A transformação social mora a quatro passos de você  

*Fábio Pereira 

O caminho da felicidade 

ainda existe. 

É uma trilha estreita em meio

à selva triste. 

(Racionais MC’s) 

Diversos poetas periféricos expressaram a frustração diante das injustiças e aproveito para celebrar a iniciativa de todos em prol de um mundo mais igualitário. O psicólogo e mediador de conflitos Marshall Rosenberg tinha uma metáfora interessante para falar sobre transformação social.

Imagine que uma pessoa está andando na beira de um rio enquanto contempla o brilho do sol sob as águas. Eis que, de repente, ela avista um bebê num cesto, sendo levado a esmo pela correnteza violenta. 

Sem nem pensar duas vezes a pessoa se atira em direção à criança, nada até ela e a agarra firme, levando-a em segurança para a terra. Ocorre que, mal tendo saído da água, ainda arfante pelo resgate, a pessoa repara que outro cesto surge. Novo mergulho e, para seu desalento, se depara com dois novos rebentos flutuando perigosamente. 

Diante dessa sucessão de fatos, ela grita por ajuda, ao que prontamente é atendida por outra pessoa que por ali passava. Agora são duas forças se dedicando aos salvamentos, mas o que ocorre é que os cestos com crianças se multiplicam a ponto de já não ser possível salvar a todas. O problema tomou uma dimensão maior do que a capacidade de transformá-lo. 

Eis que uma das pessoas envolvidas resolve mudar a estratégia. Ela decide subir pela orla, contra o fluxo da corrente. Seu intuito é ir na raiz do problema e entender de onde vêm tantos bebês a fim evitar que eles caiam na água. Ponto.

Neste momento da perturbadora estória, Rosenberg explica que estamos mais próximos da transformação social tão esperada, pois começamos a buscar as causas do sofrimento. Segundo ele, a Comunicação Não-Violenta (CNV) é sobre isto: desvendar a origem dos nossos problemas e convertê-los. 

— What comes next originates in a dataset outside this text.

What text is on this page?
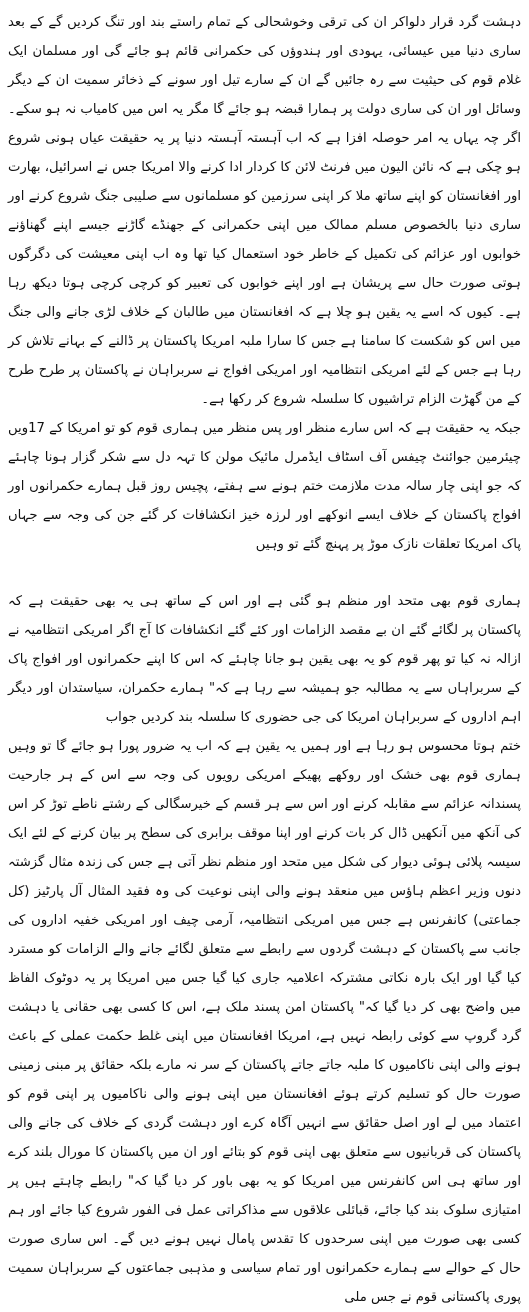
دہشت گرد قرار دلواکر ان کی ترقی وخوشحالی کے تمام راستے بند اور تنگ کردیں گے کے بعد ساری دنیا میں عیسائی، یہودی اور ہندوؤں کی حکمرانی قائم ہو جائے گی اور مسلمان ایک غلام قوم کی حیثیت سے رہ جائیں گے ان کے سارے تیل اور سونے کے ذخائر سمیت ان کے دیگر وسائل اور ان کی ساری دولت پر ہمارا قبضہ ہو جائے گا مگر یہ اس میں کامیاب نہ ہو سکے۔ اگر چہ یہاں یہ امر حوصلہ افزا ہے کہ اب آہستہ آہستہ دنیا پر یہ حقیقت عیاں ہونی شروع ہو چکی ہے کہ نائن الیون میں فرنٹ لائن کا کردار ادا کرنے والا امریکا جس نے اسرائیل، بھارت اور افغانستان کو اپنے ساتھ ملا کر اپنی سرزمین کو مسلمانوں سے صلیبی جنگ شروع کرنے اور ساری دنیا بالخصوص مسلم ممالک میں اپنی حکمرانی کے جھنڈے گاڑنے جیسے اپنے گھناؤنے خوابوں اور عزائم کی تکمیل کے خاطر خود استعمال کیا تھا وہ اب اپنی معیشت کی دگرگوں ہوتی صورت حال سے پریشان ہے اور اپنے خوابوں کی تعبیر کو کرچی کرچی ہوتا دیکھ رہا ہے۔ کیوں کہ اسے یہ یقین ہو چلا ہے کہ افغانستان میں طالبان کے خلاف لڑی جانے والی جنگ میں اس کو شکست کا سامنا ہے جس کا سارا ملبہ امریکا پاکستان پر ڈالنے کے بہانے تلاش کر رہا ہے جس کے لئے امریکی انتظامیہ اور امریکی افواج نے سربراہان نے پاکستان پر طرح طرح کے من گھڑت الزام تراشیوں کا سلسلہ شروع کر رکھا ہے۔

جبکہ یہ حقیقت ہے کہ اس سارے منظر اور پس منظر میں ہماری قوم کو تو امریکا کے 17ویں چیئرمین جوائنٹ چیفس آف اسٹاف ایڈمرل مائیک مولن کا تہہ دل سے شکر گزار ہونا چاہئے کہ جو اپنی چار سالہ مدت ملازمت ختم ہونے سے ہفتے، پچیس روز قبل ہمارے حکمرانوں اور افواج پاکستان کے خلاف ایسے انوکھے اور لرزہ خیز انکشافات کر گئے جن کی وجہ سے جہاں پاک امریکا تعلقات نازک موڑ پر پہنچ گئے تو وہیں

ہماری قوم بھی متحد اور منظم ہو گئی ہے اور اس کے ساتھ ہی یہ بھی حقیقت ہے کہ پاکستان پر لگائے گئے ان بے مقصد الزامات اور کئے گئے انکشافات کا آج اگر امریکی انتظامیہ نے ازالہ نہ کیا تو پھر قوم کو یہ بھی یقین ہو جانا چاہئے کہ اس کا اپنے حکمرانوں اور افواج پاک کے سربراہاں سے یہ مطالبہ جو ہمیشہ سے رہا ہے کہ" ہمارے حکمران، سیاستدان اور دیگر اہم اداروں کے سربراہان امریکا کی جی حضوری کا سلسلہ بند کردیں جواب

ختم ہوتا محسوس ہو رہا ہے اور ہمیں یہ یقین ہے کہ اب یہ ضرور پورا ہو جائے گا تو وہیں ہماری قوم بھی خشک اور روکھے پھیکے امریکی رویوں کی وجہ سے اس کے ہر جارحیت پسندانہ عزائم سے مقابلہ کرنے اور اس سے ہر قسم کے خیرسگالی کے رشتے ناطے توڑ کر اس کی آنکھ میں آنکھیں ڈال کر بات کرنے اور اپنا موقف برابری کی سطح پر بیان کرنے کے لئے ایک سیسہ پلائی ہوئی دیوار کی شکل میں متحد اور منظم نظر آتی ہے جس کی زندہ مثال گزشتہ دنوں وزیر اعظم ہاؤس میں منعقد ہونے والی اپنی نوعیت کی وہ فقید المثال آل پارٹیز (کل جماعتی) کانفرنس ہے جس میں امریکی انتظامیہ، آرمی چیف اور امریکی خفیہ اداروں کی جانب سے پاکستان کے دہشت گردوں سے رابطے سے متعلق لگائے جانے والے الزامات کو مسترد کیا گیا اور ایک بارہ نکاتی مشترکہ اعلامیہ جاری کیا گیا جس میں امریکا پر یہ دوٹوک الفاظ میں واضح بھی کر دیا گیا کہ" پاکستان امن پسند ملک ہے، اس کا کسی بھی حقانی یا دہشت گرد گروپ سے کوئی رابطہ نہیں ہے، امریکا افغانستان میں اپنی غلط حکمت عملی کے باعث ہونے والی اپنی ناکامیوں کا ملبہ جاتے جاتے پاکستان کے سر نہ مارے بلکہ حقائق پر مبنی زمینی صورت حال کو تسلیم کرتے ہوئے افغانستان میں اپنی ہونے والی ناکامیوں پر اپنی قوم کو اعتماد میں لے اور اصل حقائق سے انہیں آگاہ کرے اور دہشت گردی کے خلاف کی جانے والی پاکستان کی قربانیوں سے متعلق بھی اپنی قوم کو بتائے اور ان میں پاکستان کا مورال بلند کرے اور ساتھ ہی اس کانفرنس میں امریکا کو یہ بھی باور کر دیا گیا کہ" رابطے چاہتے ہیں پر امتیازی سلوک بند کیا جائے، قبائلی علاقوں سے مذاکراتی عمل فی الفور شروع کیا جائے اور ہم کسی بھی صورت میں اپنی سرحدوں کا تقدس پامال نہیں ہونے دیں گے۔ اس ساری صورت حال کے حوالے سے ہمارے حکمرانوں اور تمام سیاسی و مذہبی جماعتوں کے سربراہان سمیت پوری پاکستانی قوم نے جس ملی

Para mudar essa cultura de violência na base, a CNV propõe quatro passos para resolver as mazelas sociais, que são fruto de relações conflituosas em contínua espiral, aumentando sem parar. A obraComunicação não-violenta: técnicas para aprimorar relacionamentos pessoais e profissionais define esses passos. Vamos a eles, de modo bem resumido:

Primeiro passo: observar sem avaliar. “Quando combinamos observações com avaliações, os outros tendem a receber isso como crítica e resistir ao que dizemos (…)

 Em vez disso, as observações devem ser feitas de modo específico (…). Por exemplo, ‘Zequinha não marcou nenhum gol em vinte partidas’, em vez de ‘Zequinha é péssimo jogador de futebol’”, ensina Rosenberg. 

Segundo passo: saber o que está sentindo. “Desenvolver um vocabulário de sentimentos que nos permita nomear ou identificar de forma clara e específica nossas emoções nos conecta mais facilmente uns com os outros. Ao nos permitirmos ser vulneráveis por expressarmos nossos sentimentos, ajudamos a resolver conflitos”.

Terceiro passo: mirar as necessidades. “Num mundo onde com frequência somos julgados severamente por identificarmos e revelarmos nossas necessidades, fazer isso pode ser muito assustador, especialmente para as mulheres, que são ensinadas socialmente a ignorar as próprias necessidades para cuidar dos outros”. São exemplos de necessidades: segurança, autonomia e compreensão. 

Por fim, quarto passo: fazer um pedido. “Quanto mais claros formos a respeito do que desejamos obter como retorno, mais provável será que o consigamos (….). Especialmente ao nos expressarmos para um grupo, precisamos ser claros quanto à natureza da resposta que desejamos obter. Pedidos são percebidos como exigências quando os ouvintes acreditam que serão culpados ou punidos se não os atenderem”.

Ao longo dos mais de 40 anos em que praticou e ensinou CNV, Rosenberg ajudou diversos grupos sociais a conquistarem suas demandas junto às autoridades. E em que pese a busca por compreender o outro, a CNV não propõe permissividade. Se um caminho de transformação não desse certo, o psicólogo insistia que outra estratégia poderia ser tentada. Só nos lembrava que a CNV não pretendia substituir a violência com mais violência. 

Por isso, afirmou: “o objetivo da CNV não é mudar as pessoas e seu comportamento para conseguir o que queremos, mas, sim, estabelecer relacionamentos baseados em honestidade e empatia, que acabarão atendendo às necessidades de todos”.

Que possamos renovar nossas esperanças em meio à selva de cada dia. Salve, Racionais!